The Northbound Train Has Left The Station

One of my regular weekend research tasks is to review the Wall Street Journal's list of weekly changes in the "Major U.S. Stock Indexes". Attached here is this past week's final numbers from that list:



Given my recent columns here at www.suttonwatch.net, it may seem obvious to many of my readers why I included this WSJ chart today. However, for everyone else, you will please note that the Philadelphia Gold/Silver Mining Stock Index (symbol XAU) was up +3.07% last week. XAU was the only index that finished last week in positive territory! The S&P 500 Index was down 1.46% last week (which doesn't include a late Friday 5-point plunge (-0.25%) in the S&P 500 futures contract between the 4:00 PM Close of NYSE stock trading and the 4:15 PM close in CBOE option trading).

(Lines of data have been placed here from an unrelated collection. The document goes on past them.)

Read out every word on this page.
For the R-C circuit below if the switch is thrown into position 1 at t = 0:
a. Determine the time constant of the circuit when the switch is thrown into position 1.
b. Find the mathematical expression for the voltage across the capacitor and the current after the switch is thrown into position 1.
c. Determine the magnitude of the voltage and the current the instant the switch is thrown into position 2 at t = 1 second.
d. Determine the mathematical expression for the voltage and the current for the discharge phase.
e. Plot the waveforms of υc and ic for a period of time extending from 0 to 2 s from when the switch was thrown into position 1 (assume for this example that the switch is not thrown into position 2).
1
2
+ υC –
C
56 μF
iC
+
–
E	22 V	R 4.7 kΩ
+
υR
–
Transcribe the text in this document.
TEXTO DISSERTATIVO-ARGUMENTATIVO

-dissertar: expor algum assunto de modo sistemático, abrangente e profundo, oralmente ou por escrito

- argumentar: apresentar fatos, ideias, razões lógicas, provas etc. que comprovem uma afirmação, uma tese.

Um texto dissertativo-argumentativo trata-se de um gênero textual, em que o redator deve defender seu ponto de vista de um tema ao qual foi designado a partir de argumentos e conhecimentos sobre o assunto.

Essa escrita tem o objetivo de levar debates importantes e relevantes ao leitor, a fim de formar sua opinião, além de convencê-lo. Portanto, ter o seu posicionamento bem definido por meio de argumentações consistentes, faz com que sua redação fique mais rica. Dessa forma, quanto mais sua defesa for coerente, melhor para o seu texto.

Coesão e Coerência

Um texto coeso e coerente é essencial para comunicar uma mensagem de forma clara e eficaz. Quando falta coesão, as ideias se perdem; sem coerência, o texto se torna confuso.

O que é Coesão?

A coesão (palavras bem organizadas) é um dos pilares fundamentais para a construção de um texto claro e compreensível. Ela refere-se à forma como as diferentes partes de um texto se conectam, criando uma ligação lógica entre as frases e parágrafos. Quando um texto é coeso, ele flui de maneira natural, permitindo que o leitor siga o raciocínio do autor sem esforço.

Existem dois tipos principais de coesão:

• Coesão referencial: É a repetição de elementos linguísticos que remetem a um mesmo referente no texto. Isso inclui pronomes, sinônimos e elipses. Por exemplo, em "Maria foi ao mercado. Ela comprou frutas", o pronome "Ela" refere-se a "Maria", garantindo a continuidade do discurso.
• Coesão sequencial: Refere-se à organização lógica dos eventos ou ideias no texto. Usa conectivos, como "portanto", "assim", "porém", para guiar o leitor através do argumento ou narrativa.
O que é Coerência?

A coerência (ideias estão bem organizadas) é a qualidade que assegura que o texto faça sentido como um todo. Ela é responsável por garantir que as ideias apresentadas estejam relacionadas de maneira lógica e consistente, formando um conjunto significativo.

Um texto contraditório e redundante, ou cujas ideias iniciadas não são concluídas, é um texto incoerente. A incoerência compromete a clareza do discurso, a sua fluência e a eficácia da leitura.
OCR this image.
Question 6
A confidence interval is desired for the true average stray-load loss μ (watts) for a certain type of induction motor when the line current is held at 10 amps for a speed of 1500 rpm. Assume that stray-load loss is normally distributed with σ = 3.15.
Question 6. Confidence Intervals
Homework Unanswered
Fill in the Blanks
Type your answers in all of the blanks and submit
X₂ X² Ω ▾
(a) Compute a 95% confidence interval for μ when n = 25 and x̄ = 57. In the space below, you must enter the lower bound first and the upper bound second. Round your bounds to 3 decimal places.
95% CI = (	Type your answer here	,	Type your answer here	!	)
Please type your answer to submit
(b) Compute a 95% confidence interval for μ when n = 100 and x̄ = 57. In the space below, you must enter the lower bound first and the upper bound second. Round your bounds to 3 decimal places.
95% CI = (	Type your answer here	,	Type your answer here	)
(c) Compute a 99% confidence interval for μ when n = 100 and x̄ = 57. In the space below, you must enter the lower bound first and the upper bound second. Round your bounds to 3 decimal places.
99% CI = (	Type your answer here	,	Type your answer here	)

Philadelphia Gold/Silver Mining Stock Index (XAU) with Computer-generated Buy & Sell Signals

The Philadelphia Gold/Silver Mining Stock Index (symbol XAU) posted a 74% decline between December 2010 and November 2014. According to my computer trading program, the above weekly chart reflects several false starts for potential rallies following the December 2010 major top in XAU, but the latest weekly chart buy signal from two weeks ago looks extremely bullish.

Last week's exceptional gains among Gold/Silver mining stocks were experienced despite the fact that the U.S. Dollar Index was UP more than 1% on the week in foreign exchange dealings. In fact, if we were to consider Gold a real live currency (which I do), then Gold was the 2nd strongest currency in the world last year, only slightly behind the U.S. Dollar.

According to the latest research from JP Morgan, central banks are expected to monetize $1.30 trillion of debt in 2015, on the heels of $1.00 trillion monetized in 2014. If this 30% estimated increase proves correct (which is a near certainty), then I have no doubt the the #1 strongest "currency" in 2015 will be Gold !

At Friday's close, January 2, daily chart buy signals were triggered by my computer trading system in the following Gold/Silver mining stocks; AEM, AU, ABX, AG, EXK, GDX, GDXJ, GLD, GG, NEM, PPP, RGLD, SIL, SLW, and XAU.

For Gold and Silver stocks, the Northbound train has left the station !!